A diverse group of people packed a San Francisco Entertainment Commission meeting at City Hall on Tuesday to show their support for the embattled dance venue Jelly’s, which faces closure in the wake of a recent fatal shooting.
About two-dozen members of the public addressed the commission on the venue’s behalf, sharing stories of how they fell in love with Jelly’s, arguing that the club isn’t responsible for the recent violence, and begging commissioners to stop its eviction.
But there might be nothing the commission can do to save Jelly’s; it was the Port of San Francisco that recently terminated its lease, giving the owners until Aug. 18 to clear out.
The eviction notice was served after 39-year-old Lee Farley of Richmond was shot once in the chest on July 11 outside the venue, located at 295 Terry A. Francois Blvd.
The Entertainment Commission reviewed the venue’s dated entertainment permit on Tuesday and made several recommendations, but the changes wouldn’t block the closure.
Fans of Jelly’s who showed up at the meeting seemed to need someone to vent to and spoke for nearly an hour, even as commissioners repeatedly reminded them that they have no power to stop the eviction.
The outpouring of support, which was occasionally accompanied by choked-back tears, painted a picture of what Jelly’s means to the Bay Area salsa community.
At least three people compared the dance locale, which has live salsa bands on Sundays, to church.
One woman declared emphatically, “It’s my Prozac.”
Another speaker received a round of applause when he admitted to leaving “work, funerals and family gatherings to go to Jelly’s.”
But the point many of the speakers made sure to include was, “I have never not felt safe there.”
Only one speaker, a resident of the Radiance at Mission Bay housing complex near Jelly’s, asked commissioners to boost safety in the area.
“It was really interesting,” Jocelyn Kane, the deputy director of the Entertainment Commission, said today. “That was probably only the third time we’ve ever had an absolutely full room of entertainment supporters.
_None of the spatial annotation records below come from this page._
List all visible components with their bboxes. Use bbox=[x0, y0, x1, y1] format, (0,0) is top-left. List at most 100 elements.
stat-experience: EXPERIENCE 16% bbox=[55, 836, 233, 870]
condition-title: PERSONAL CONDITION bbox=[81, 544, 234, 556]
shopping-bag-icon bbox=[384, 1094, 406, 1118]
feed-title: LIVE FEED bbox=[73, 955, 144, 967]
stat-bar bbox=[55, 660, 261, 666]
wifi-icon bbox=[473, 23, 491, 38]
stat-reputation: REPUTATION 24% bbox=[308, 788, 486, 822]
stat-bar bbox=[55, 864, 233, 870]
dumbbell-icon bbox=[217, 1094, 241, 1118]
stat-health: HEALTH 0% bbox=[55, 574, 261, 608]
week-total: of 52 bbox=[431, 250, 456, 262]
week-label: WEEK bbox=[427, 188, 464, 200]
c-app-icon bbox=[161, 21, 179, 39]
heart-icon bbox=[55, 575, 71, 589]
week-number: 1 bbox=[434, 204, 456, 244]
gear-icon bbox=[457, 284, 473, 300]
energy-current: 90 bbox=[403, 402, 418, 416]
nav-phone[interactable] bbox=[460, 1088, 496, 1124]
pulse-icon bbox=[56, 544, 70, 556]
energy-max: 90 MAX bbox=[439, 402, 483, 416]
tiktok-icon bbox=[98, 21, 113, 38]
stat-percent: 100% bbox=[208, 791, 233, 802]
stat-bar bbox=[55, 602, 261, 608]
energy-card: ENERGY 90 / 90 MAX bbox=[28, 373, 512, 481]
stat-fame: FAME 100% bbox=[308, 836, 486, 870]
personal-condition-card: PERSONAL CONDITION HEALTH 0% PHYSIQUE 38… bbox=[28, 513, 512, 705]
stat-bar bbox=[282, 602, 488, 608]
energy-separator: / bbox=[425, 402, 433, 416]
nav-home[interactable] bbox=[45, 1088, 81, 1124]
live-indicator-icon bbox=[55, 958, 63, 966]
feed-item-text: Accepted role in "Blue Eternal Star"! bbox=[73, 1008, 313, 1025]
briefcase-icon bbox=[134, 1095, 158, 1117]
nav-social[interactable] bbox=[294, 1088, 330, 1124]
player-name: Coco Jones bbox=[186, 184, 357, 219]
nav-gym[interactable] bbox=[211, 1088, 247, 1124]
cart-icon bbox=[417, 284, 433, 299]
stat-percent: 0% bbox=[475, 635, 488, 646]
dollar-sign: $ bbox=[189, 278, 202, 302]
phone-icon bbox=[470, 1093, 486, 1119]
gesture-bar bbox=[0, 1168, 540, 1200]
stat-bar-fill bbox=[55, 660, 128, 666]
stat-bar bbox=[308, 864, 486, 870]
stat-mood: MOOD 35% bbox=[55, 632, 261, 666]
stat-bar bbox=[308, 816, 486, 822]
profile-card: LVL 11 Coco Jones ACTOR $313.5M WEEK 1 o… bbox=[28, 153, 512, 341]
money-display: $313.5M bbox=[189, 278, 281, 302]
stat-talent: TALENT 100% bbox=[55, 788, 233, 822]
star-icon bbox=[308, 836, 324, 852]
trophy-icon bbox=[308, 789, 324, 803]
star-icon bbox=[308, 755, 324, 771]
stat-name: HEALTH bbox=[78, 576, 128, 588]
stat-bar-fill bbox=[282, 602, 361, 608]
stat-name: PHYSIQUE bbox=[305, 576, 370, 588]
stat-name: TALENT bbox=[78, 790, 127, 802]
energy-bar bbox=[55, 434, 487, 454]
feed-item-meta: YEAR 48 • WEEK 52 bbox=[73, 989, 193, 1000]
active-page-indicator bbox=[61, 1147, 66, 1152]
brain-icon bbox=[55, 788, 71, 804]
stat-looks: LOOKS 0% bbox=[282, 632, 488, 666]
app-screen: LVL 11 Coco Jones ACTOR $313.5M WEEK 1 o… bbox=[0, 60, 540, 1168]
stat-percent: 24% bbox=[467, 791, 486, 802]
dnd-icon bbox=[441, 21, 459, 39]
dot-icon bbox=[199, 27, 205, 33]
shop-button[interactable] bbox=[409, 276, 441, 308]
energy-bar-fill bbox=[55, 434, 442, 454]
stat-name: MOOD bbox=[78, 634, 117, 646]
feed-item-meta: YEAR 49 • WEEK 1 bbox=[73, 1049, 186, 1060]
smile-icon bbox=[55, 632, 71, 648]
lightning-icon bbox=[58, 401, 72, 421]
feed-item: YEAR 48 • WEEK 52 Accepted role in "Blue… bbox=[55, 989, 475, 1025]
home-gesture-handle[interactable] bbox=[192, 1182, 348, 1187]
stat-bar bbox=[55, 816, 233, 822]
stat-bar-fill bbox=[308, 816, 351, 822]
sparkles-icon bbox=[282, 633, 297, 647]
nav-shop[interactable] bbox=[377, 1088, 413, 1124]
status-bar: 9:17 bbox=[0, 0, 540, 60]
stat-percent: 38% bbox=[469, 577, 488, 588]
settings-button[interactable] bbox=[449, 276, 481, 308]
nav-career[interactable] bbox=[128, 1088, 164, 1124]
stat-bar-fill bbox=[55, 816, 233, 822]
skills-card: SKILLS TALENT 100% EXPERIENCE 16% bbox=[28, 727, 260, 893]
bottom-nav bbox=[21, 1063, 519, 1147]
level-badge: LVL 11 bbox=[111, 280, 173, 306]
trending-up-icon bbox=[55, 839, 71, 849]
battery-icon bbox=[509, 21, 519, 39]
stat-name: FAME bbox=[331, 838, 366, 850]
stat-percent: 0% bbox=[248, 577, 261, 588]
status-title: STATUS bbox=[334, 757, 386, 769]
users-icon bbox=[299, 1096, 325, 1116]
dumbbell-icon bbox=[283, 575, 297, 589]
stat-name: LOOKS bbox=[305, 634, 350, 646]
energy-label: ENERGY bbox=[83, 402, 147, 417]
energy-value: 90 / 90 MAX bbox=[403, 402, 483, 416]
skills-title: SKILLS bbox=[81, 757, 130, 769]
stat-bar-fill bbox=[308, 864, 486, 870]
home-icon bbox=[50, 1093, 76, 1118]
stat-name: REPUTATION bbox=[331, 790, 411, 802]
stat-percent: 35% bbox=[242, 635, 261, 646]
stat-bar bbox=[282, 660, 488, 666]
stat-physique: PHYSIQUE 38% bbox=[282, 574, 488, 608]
I think that’s really valuable.”
After many of the speakers alleged that the port had ulterior motives in shuttering the venue, the commission offered the podium for rebuttal from port representatives, but no one came forward.
Port spokeswoman Renee Dunn Martin said before the meeting on Tuesday that port officials feel it is in the public’s best interest to close Jelly’s.
She said that in addition to a January 2008 fatal shooting that also happened outside the club, Jelly’s has received many noise complaints and was operating outside of its lease agreement by functioning as a dance club when the lease was for a full-service restaurant.
G. Whitney Leigh, the attorney representing Jelly’s, maintains the establishment is a full-service restaurant.
Some speakers complained that the Entertainment Commission paved the way for the port’s eviction notice by suspending Jelly’s license for seven days after the shooting. The commission maintained that a “cooling-off period” was necessary after such a violent crime.
Leigh has argued that the venue was unfairly targeted and that police reports that the shooting stemmed from an argument inside the establishment are inaccurate.
However, Lt. Mike Stasko of the Police Department’s homicide unit said today that the investigation indicates the shooting was preceded by a disagreement inside Jelly’s during a private party there.
Stasko said investigators believe the victim, Farley, exchanged words or eye contact with his killer. He said video footage shows the suspect closely following Farley out of the club just before the shooting.
“It’s still our contention that something happened inside,” he said.
No arrests have been made in the case.
Even though the commission emphasized it cannot stop the eviction, its members sympathized with the speakers on Tuesday.
“It’s culturally relevant and vital for the city to keep a place like that, and to lose it would be really negative,” Kane said.